Vemos, en esta fotografía, al amor. Esas viejas manos evidencian su duración, que es mucho más allá de esta vida. Y el árbol, nos dice que este acto, el de amar, conlleva etapas, como pasa con sus anillos de veta.
Sólo una pizca de eternidad nos separa de la bestia ignorante y, ¿cuán lejos estamos del helecho, la rosa, levadura esencial?
A todos nos gusta el amor, desde niños. Afirmo pues que la piel está sobrevalorada. Que los cinco sentidos entorpecen el sentir y enturbian ese significado profundo del misterio amatorio. Todos tenemos un amor en la boca del misticismo, un amor elevado. A golpe de clic, enciende, ilumina y lleva nuestro corazón táctil de quinientos mega pixeles hasta el éxtasis.
Nos gusta, nos gusta el amor. Pero, ¿proyectarlo? O sólo recibirlo.
Seamos amantes tan serios como niños; como cisnes. Cuando el amor se ha ido, vamos a la deriva. Hasta que reasuma el mando, nuestro yo estará amotinado. El amor empieza cuando Dios termina y el hombre cae, mientras las cosas, demasiado eternas, comienzan a gastarse.

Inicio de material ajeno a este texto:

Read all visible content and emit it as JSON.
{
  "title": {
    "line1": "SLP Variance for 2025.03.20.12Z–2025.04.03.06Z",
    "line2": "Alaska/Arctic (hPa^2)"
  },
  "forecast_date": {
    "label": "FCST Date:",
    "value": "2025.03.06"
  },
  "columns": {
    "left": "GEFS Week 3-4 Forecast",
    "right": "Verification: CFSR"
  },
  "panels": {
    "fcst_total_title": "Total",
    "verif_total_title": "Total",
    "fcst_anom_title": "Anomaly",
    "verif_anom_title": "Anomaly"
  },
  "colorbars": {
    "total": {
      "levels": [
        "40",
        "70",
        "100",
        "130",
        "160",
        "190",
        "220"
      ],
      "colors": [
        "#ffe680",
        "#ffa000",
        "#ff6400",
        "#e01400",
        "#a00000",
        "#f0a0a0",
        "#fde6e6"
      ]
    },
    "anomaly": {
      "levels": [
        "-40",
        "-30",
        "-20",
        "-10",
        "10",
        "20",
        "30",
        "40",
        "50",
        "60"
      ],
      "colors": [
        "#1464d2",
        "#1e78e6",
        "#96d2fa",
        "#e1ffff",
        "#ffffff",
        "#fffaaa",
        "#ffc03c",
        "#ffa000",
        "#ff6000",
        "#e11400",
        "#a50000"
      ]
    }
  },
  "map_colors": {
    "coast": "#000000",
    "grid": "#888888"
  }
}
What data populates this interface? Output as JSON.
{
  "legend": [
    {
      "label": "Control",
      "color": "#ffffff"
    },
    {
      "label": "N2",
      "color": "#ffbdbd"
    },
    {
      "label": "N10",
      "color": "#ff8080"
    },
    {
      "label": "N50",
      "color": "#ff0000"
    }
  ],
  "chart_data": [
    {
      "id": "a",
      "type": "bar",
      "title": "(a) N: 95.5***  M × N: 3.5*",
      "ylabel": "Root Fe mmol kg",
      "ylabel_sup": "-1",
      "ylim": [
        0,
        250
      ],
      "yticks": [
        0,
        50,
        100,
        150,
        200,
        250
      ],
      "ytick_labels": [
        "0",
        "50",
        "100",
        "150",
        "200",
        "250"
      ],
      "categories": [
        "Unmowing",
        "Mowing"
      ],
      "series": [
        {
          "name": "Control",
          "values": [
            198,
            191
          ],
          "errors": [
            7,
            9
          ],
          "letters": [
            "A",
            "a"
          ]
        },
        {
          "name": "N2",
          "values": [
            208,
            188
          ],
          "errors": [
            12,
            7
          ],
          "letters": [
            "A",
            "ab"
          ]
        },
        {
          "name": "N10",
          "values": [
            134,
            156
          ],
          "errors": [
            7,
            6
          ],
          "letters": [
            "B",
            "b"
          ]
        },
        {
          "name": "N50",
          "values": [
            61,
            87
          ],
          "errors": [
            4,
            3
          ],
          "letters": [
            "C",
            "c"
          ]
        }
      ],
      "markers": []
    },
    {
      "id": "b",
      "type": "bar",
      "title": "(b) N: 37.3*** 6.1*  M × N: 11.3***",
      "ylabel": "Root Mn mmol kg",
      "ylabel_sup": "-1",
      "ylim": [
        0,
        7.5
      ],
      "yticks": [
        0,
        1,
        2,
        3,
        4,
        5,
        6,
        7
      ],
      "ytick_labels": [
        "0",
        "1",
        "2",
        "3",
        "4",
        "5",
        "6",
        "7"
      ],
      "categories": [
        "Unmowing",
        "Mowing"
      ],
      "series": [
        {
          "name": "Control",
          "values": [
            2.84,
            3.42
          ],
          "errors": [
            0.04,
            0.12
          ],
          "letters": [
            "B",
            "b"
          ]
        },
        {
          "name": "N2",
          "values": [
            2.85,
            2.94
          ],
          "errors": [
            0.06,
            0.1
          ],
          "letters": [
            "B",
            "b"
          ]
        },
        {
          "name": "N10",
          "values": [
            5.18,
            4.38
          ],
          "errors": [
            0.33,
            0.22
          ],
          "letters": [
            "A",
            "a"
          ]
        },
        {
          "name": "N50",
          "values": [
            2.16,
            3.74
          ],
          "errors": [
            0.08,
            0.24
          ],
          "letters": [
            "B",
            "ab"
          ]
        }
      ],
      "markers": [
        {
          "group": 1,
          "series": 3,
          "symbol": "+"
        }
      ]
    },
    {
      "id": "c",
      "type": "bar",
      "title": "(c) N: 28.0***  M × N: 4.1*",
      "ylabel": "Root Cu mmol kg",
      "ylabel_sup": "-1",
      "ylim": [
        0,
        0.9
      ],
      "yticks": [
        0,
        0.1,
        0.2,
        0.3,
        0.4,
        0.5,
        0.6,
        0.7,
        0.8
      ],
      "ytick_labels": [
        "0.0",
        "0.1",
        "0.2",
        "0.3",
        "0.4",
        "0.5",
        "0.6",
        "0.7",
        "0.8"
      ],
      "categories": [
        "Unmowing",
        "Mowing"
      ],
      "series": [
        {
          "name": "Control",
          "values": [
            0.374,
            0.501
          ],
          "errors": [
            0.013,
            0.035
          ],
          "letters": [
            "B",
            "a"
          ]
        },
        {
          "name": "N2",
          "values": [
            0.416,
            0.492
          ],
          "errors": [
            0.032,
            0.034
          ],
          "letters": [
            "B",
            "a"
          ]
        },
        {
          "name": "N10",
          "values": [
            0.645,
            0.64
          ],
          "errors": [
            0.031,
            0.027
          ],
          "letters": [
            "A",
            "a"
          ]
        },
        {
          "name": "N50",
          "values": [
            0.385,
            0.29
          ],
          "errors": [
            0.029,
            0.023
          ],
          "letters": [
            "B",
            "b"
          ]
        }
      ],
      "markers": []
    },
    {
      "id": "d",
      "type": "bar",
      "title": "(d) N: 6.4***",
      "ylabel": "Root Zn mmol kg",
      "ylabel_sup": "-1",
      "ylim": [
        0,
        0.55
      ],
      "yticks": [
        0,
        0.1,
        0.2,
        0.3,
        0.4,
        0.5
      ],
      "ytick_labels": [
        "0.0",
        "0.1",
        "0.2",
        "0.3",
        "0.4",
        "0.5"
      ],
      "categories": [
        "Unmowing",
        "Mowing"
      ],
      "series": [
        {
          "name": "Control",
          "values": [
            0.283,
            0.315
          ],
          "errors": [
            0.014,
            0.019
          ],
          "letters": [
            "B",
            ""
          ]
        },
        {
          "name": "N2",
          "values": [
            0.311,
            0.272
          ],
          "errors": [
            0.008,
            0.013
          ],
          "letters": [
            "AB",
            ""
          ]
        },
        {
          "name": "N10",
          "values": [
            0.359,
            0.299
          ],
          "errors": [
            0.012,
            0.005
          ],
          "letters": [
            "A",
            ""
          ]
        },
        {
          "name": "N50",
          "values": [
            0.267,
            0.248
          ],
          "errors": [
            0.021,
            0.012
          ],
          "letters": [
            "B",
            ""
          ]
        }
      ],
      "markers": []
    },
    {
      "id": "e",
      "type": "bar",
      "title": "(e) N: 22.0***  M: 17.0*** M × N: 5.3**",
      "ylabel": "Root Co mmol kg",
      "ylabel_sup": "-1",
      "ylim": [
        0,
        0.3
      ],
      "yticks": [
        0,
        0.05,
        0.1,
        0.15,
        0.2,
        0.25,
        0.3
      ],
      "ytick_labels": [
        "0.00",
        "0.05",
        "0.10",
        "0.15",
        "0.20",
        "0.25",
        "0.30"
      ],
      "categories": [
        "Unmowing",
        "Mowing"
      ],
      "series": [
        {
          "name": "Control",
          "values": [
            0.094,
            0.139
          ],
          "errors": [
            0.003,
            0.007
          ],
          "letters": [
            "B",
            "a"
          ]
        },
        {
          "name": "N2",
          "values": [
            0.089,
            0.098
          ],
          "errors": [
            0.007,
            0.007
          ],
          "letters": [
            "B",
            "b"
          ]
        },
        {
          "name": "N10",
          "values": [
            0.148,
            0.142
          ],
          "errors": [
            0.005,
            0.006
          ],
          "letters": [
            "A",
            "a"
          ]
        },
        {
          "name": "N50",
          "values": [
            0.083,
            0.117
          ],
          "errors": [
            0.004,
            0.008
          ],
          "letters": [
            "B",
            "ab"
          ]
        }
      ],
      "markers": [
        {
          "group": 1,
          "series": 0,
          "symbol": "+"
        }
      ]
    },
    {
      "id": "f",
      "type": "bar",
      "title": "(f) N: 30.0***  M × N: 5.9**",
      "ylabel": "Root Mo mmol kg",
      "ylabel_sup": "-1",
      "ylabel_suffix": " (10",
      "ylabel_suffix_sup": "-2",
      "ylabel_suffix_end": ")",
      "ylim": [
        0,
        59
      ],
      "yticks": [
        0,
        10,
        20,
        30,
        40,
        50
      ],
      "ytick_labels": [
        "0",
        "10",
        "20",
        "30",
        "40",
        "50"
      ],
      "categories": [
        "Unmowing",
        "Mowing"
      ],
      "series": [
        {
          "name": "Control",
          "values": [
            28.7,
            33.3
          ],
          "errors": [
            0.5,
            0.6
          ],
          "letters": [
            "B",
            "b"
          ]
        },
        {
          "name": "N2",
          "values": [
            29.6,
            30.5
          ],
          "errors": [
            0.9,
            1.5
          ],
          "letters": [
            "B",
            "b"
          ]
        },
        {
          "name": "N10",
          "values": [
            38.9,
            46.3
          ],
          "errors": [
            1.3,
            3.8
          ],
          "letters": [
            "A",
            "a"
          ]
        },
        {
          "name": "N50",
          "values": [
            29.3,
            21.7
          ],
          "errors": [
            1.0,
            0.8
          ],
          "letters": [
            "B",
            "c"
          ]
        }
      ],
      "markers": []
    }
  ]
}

Y también los hay que quieren que desaparezca, pero el vagabundo que estaba seriamente enfadado con los teléfonos no lo permitirá.
La alquimia del mundo, dispuesta de manera drástica, hace que todo ser viviente aparezca en bruto. De nosotros depende el equilibro de la vida en común. Algo que se regula orbitándonos hasta alcanzar una determinada sinergia entre nuestros corazones; ese enlace covalente.
El amor es, simplemente, la forma del comienzo tercamente escondida detrás de los finales. Ese silencio mientras te miro.